God decreed to destroy the whole race of the living by a flood, having threatened that men should not survive beyond 120 years. Nor let it be deemed a matter of difficulty, because some lived afterwards a longer period than that. For the space of time meant was 100 years up to the flood in the case of the sinners of that time; for they were 20 years old. God instructed Noe, who pleased him on account of his righteousness, to prepare an ark; and when it was finished, there entered it Noe himself and his sons, his wife and his daughters-in-law, and firstlings of every living creature, with a view to the duration of the race. And Noe was 600 years old when the flood came on. And when the water abated, the ark settled on the mountains of Ararat, which we know to be in Parthia;[2] but some say that they are at Celænæ[3] of Phrygia, and I have seen both places.
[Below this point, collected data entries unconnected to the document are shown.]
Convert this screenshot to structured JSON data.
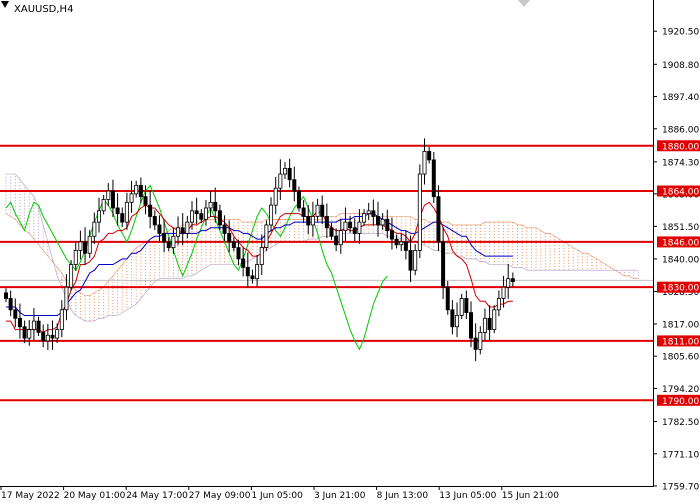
{
  "window": {
    "symbol": "XAUUSD,H4"
  },
  "colors": {
    "background": "#ffffff",
    "axis": "#000000",
    "candle": "#000000",
    "level_line": "#e00000",
    "level_tag_bg": "#e00000",
    "level_tag_text": "#ffffff",
    "current_price_line": "#c0c0c0",
    "current_price_tag_bg": "#e00000",
    "tenkan": "#d00000",
    "kijun": "#0000c8",
    "chikou": "#00c800",
    "senkou_a": "#e89060",
    "senkou_b": "#b098c8"
  },
  "chart_data": {
    "type": "candlestick",
    "title": "XAUUSD,H4",
    "indicator": "Ichimoku Kinko Hyo",
    "ylim": [
      1759.7,
      1928.0
    ],
    "price_ticks": [
      "1920.50",
      "1908.80",
      "1897.40",
      "1886.00",
      "1874.30",
      "1863.00",
      "1851.50",
      "1840.00",
      "1828.50",
      "1817.00",
      "1805.60",
      "1794.20",
      "1782.50",
      "1771.10",
      "1759.70"
    ],
    "time_labels": [
      "17 May 2022",
      "20 May 01:00",
      "24 May 17:00",
      "27 May 09:00",
      "1 Jun 05:00",
      "3 Jun 21:00",
      "8 Jun 13:00",
      "13 Jun 05:00",
      "15 Jun 21:00"
    ],
    "levels": [
      {
        "label": "1880.00",
        "value": 1880.0
      },
      {
        "label": "1864.00",
        "value": 1864.0
      },
      {
        "label": "1846.00",
        "value": 1846.0
      },
      {
        "label": "1830.00",
        "value": 1830.0
      },
      {
        "label": "1811.00",
        "value": 1811.0
      },
      {
        "label": "1790.00",
        "value": 1790.0
      }
    ],
    "current_price": 1832.4,
    "closes": [
      1826,
      1822,
      1819,
      1816,
      1812,
      1815,
      1818,
      1814,
      1811,
      1813,
      1812,
      1815,
      1822,
      1830,
      1838,
      1843,
      1846,
      1842,
      1848,
      1853,
      1857,
      1861,
      1864,
      1858,
      1856,
      1853,
      1860,
      1863,
      1866,
      1862,
      1859,
      1855,
      1852,
      1849,
      1846,
      1844,
      1848,
      1851,
      1849,
      1853,
      1857,
      1856,
      1854,
      1858,
      1860,
      1857,
      1852,
      1849,
      1846,
      1844,
      1840,
      1837,
      1834,
      1833,
      1838,
      1844,
      1852,
      1859,
      1865,
      1870,
      1872,
      1868,
      1864,
      1858,
      1855,
      1852,
      1855,
      1859,
      1855,
      1851,
      1848,
      1845,
      1850,
      1853,
      1851,
      1849,
      1853,
      1856,
      1857,
      1855,
      1852,
      1854,
      1850,
      1847,
      1845,
      1846,
      1843,
      1836,
      1843,
      1870,
      1878,
      1875,
      1862,
      1846,
      1830,
      1822,
      1816,
      1820,
      1826,
      1821,
      1812,
      1808,
      1814,
      1819,
      1815,
      1822,
      1826,
      1830,
      1833,
      1832
    ],
    "tenkan": [
      1818,
      1818,
      1815,
      1815,
      1815,
      1815,
      1815,
      1815,
      1814,
      1815,
      1815,
      1816,
      1821,
      1824,
      1829,
      1832,
      1838,
      1838,
      1839,
      1841,
      1846,
      1847,
      1849,
      1849,
      1850,
      1850,
      1851,
      1855,
      1856,
      1858,
      1859,
      1858,
      1858,
      1856,
      1854,
      1852,
      1851,
      1850,
      1849,
      1850,
      1852,
      1852,
      1853,
      1854,
      1855,
      1855,
      1854,
      1853,
      1851,
      1848,
      1846,
      1844,
      1843,
      1841,
      1841,
      1842,
      1846,
      1849,
      1852,
      1855,
      1856,
      1856,
      1856,
      1856,
      1855,
      1855,
      1855,
      1857,
      1856,
      1853,
      1851,
      1850,
      1850,
      1851,
      1850,
      1850,
      1851,
      1852,
      1852,
      1852,
      1852,
      1852,
      1851,
      1850,
      1849,
      1849,
      1848,
      1846,
      1849,
      1855,
      1859,
      1860,
      1858,
      1855,
      1851,
      1848,
      1843,
      1841,
      1840,
      1838,
      1833,
      1827,
      1825,
      1825,
      1823,
      1823,
      1824,
      1824,
      1825,
      1825
    ],
    "kijun": [
      1823,
      1823,
      1823,
      1821,
      1820,
      1820,
      1820,
      1820,
      1820,
      1820,
      1820,
      1820,
      1821,
      1824,
      1826,
      1828,
      1829,
      1832,
      1835,
      1836,
      1838,
      1838,
      1838,
      1838,
      1839,
      1840,
      1840,
      1842,
      1842,
      1843,
      1845,
      1847,
      1848,
      1848,
      1849,
      1849,
      1849,
      1849,
      1849,
      1849,
      1849,
      1849,
      1850,
      1850,
      1851,
      1851,
      1851,
      1851,
      1851,
      1850,
      1850,
      1849,
      1849,
      1848,
      1847,
      1847,
      1849,
      1850,
      1851,
      1851,
      1852,
      1852,
      1853,
      1853,
      1853,
      1853,
      1853,
      1853,
      1853,
      1853,
      1853,
      1853,
      1854,
      1854,
      1854,
      1855,
      1855,
      1855,
      1856,
      1856,
      1855,
      1854,
      1853,
      1852,
      1851,
      1850,
      1850,
      1849,
      1849,
      1850,
      1851,
      1852,
      1853,
      1853,
      1852,
      1851,
      1850,
      1849,
      1848,
      1848,
      1845,
      1843,
      1842,
      1841,
      1841,
      1841,
      1841,
      1841,
      1841,
      1841
    ],
    "chikou": [
      1858,
      1860,
      1856,
      1853,
      1850,
      1856,
      1860,
      1859,
      1855,
      1852,
      1849,
      1846,
      1843,
      1840,
      1838,
      1836,
      1839,
      1843,
      1848,
      1853,
      1857,
      1861,
      1859,
      1856,
      1852,
      1849,
      1846,
      1850,
      1855,
      1860,
      1864,
      1866,
      1862,
      1858,
      1853,
      1848,
      1843,
      1838,
      1834,
      1838,
      1842,
      1847,
      1851,
      1855,
      1858,
      1854,
      1850,
      1846,
      1842,
      1838,
      1836,
      1840,
      1845,
      1850,
      1855,
      1858,
      1856,
      1853,
      1850,
      1848,
      1851,
      1855,
      1858,
      1860,
      1862,
      1858,
      1854,
      1849,
      1843,
      1838,
      1835,
      1830,
      1825,
      1820,
      1815,
      1811,
      1808,
      1812,
      1818,
      1824,
      1828,
      1832,
      1834
    ],
    "senkou_a": [
      1856,
      1855,
      1854,
      1852,
      1850,
      1849,
      1847,
      1845,
      1843,
      1841,
      1839,
      1837,
      1835,
      1832,
      1830,
      1829,
      1828,
      1827,
      1827,
      1828,
      1829,
      1830,
      1832,
      1834,
      1836,
      1838,
      1840,
      1842,
      1844,
      1845,
      1846,
      1847,
      1848,
      1848,
      1849,
      1850,
      1851,
      1851,
      1852,
      1852,
      1852,
      1853,
      1853,
      1854,
      1854,
      1854,
      1854,
      1854,
      1854,
      1854,
      1854,
      1853,
      1853,
      1853,
      1853,
      1853,
      1854,
      1854,
      1854,
      1854,
      1854,
      1854,
      1854,
      1854,
      1854,
      1854,
      1854,
      1854,
      1854,
      1855,
      1855,
      1855,
      1856,
      1856,
      1856,
      1856,
      1856,
      1856,
      1856,
      1855,
      1855,
      1855,
      1855,
      1855,
      1855,
      1855,
      1855,
      1855,
      1854,
      1854,
      1854,
      1853,
      1853,
      1853,
      1853,
      1853,
      1852,
      1852,
      1852,
      1852,
      1852,
      1852,
      1852,
      1853,
      1853,
      1853,
      1853,
      1853,
      1853,
      1853,
      1852,
      1852,
      1851,
      1851,
      1851,
      1850,
      1849,
      1849,
      1848,
      1847,
      1846,
      1845,
      1844,
      1843,
      1842,
      1842,
      1841,
      1840,
      1839,
      1838,
      1837,
      1836,
      1835,
      1834,
      1834,
      1833,
      1833
    ],
    "senkou_b": [
      1870,
      1870,
      1870,
      1868,
      1866,
      1864,
      1862,
      1858,
      1852,
      1846,
      1840,
      1834,
      1830,
      1826,
      1822,
      1820,
      1819,
      1818,
      1818,
      1818,
      1819,
      1819,
      1820,
      1820,
      1820,
      1821,
      1822,
      1823,
      1824,
      1826,
      1828,
      1830,
      1832,
      1833,
      1833,
      1833,
      1833,
      1833,
      1833,
      1834,
      1834,
      1835,
      1836,
      1837,
      1838,
      1838,
      1838,
      1838,
      1838,
      1838,
      1838,
      1839,
      1839,
      1840,
      1841,
      1842,
      1843,
      1844,
      1845,
      1846,
      1846,
      1846,
      1846,
      1846,
      1846,
      1847,
      1847,
      1847,
      1848,
      1848,
      1848,
      1848,
      1849,
      1849,
      1849,
      1849,
      1849,
      1849,
      1849,
      1849,
      1849,
      1849,
      1848,
      1848,
      1848,
      1847,
      1847,
      1846,
      1846,
      1845,
      1845,
      1844,
      1843,
      1843,
      1842,
      1842,
      1842,
      1841,
      1841,
      1840,
      1840,
      1840,
      1839,
      1839,
      1838,
      1838,
      1838,
      1838,
      1838,
      1837,
      1837,
      1837,
      1836,
      1836,
      1836,
      1836,
      1836,
      1836,
      1836,
      1836,
      1836,
      1836,
      1836,
      1836,
      1836,
      1836,
      1836,
      1836,
      1836,
      1836,
      1836,
      1836,
      1836,
      1836,
      1836,
      1836,
      1836
    ]
  }
}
And the flood prevailed for a year, and then the earth became dry. And they came out of the ark in pairs, as may be found, and not in the manner in which they had entered, viz., distinguished according to their species, and were blessed by God. And each of these things indicates something useful to us.


Footnotes[edit]

  1. In Georgius Syncellus, Chron., p. 21, al. 17.
  2. That is, in Armenia.
  3. For there was a hill Ararat in Phrygia, from which the Marsyas issued, and the ark was declared to have rested there by the Sibylline oracles. [But see vol. v. p. 149.]